Photographie : couverture de Bien trop petit, Manu Causse, Gérald Darmanin, en 2019 (Jacques Paquier, CC BY 2.0)
DOSSIER - “Bien trop Petit”, le livre qu'a censuré Gérald Darmanin
Paru le 21/09/2022
233 pages
Thierry Magnier
15,90 €
11 Commentaires
Aurelien Terrassier
15/09/2023 à 13:16
C'est une action légitime et salutaire de la part de LDH en soutien à Thierry Mangnier et Manu Causse de faire un recours contre la politique autoritaire de monsieur Darmanin et là en l'occurrence contre la liberté d'expression!
Aradigme
16/09/2023 à 08:41
Bonjour Aurélien Terrassier,
C'est une action légitime et salutaire de la part du Ministre de l'Intérieur que de demander l'application de toutes les lois votées par le parlement, y compris celle de 1949 sur les publications destinées à la jeunesse...
Salutations
Aradigme
Aurelien Terrassier
21/09/2023 à 17:50
Aradigme Non cette vieille loi est contraire au droit et donc à la liberté d'expression d'où l'action en justice de la Ldh mais vu vos idées que je ne partage pas aucunement, je ne suis pas surpris de ce que vous écrivez.
Aradigme
23/09/2023 à 09:15
Bonjour Aurélien Terrassier,
Je retiens de votre intervention qu'existent pour vous des lois qui vous conviennent et que vous acceptez de respecter et d'autres qui ne vous conviennent pas et dont vous vous estimez libre de vous affranchir.
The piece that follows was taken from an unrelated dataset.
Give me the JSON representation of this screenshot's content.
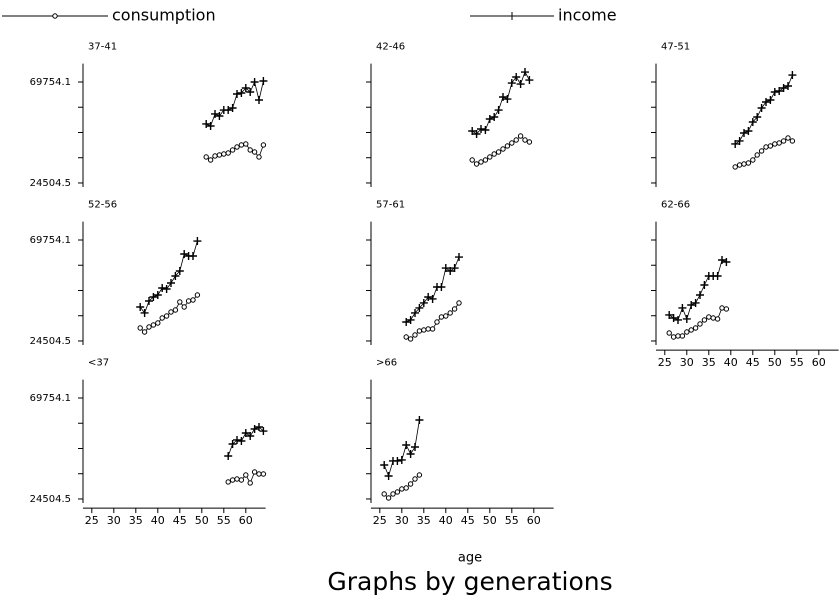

Quelle singulière conception de la démocratie et du respect des décisions de la majorité...
Salutations
Aradgme
Aurelien Terrassier
23/09/2023 à 10:07
Aradigme vous êtes dans la confusion entre droits et lois ce qui n'est pas la même chose mais je vois bien qu'un auteur et son éditeur qui défendent leur liberté d'expression vous dérange. Cette loi de 1949 est caduque.
Aradigme
23/09/2023 à 18:43
Bonjour Aurélien Terrassier,
Je doute que le parlement français ait voté une loi contraire au droit en 1949.
Salutations
Aradigme
Aurelien Terrassier
24/09/2023 à 14:59
Aradigme Ce n'est pas ce que j'ai dit. J'ai seulement dit que cette loi de 1949 est devenue caduque et que le droit prime là-dessus.
Rose
16/09/2023 à 07:19
Entre le ministère de l'Intérieur qui se mêle de littérature et le ministère européen des affaires étrangères avec le Quai d'Orsay qui se mêlent de culture (artistes de certains pays interdits en France), on se demande avec les m'as-tu vu ambitieux et les répressifs censeurs si le bon sens s'en va.
Marie
16/09/2023 à 12:10
Tout-à-fait d'accord, vous y croyez, vous au bon sens? Je ne crois qu'au sens(t) bon.
Rose
22/09/2023 à 06:46
Je crois aux deux, le bon sens sent bon, ça harmonise.
Marie
16/09/2023 à 09:41
Recours en annulation contre une façon d'appliquer une loi de 1949, voila qui est original, mais pas étonnant venant de la LDH. Ceci dit, c'est une question de forme, non négligeable certes, les "majeurs" pouvant acquérir ledit livre "gémoniaque", et le faire (ou laisser )lire à leur progéniture en toute quiétude.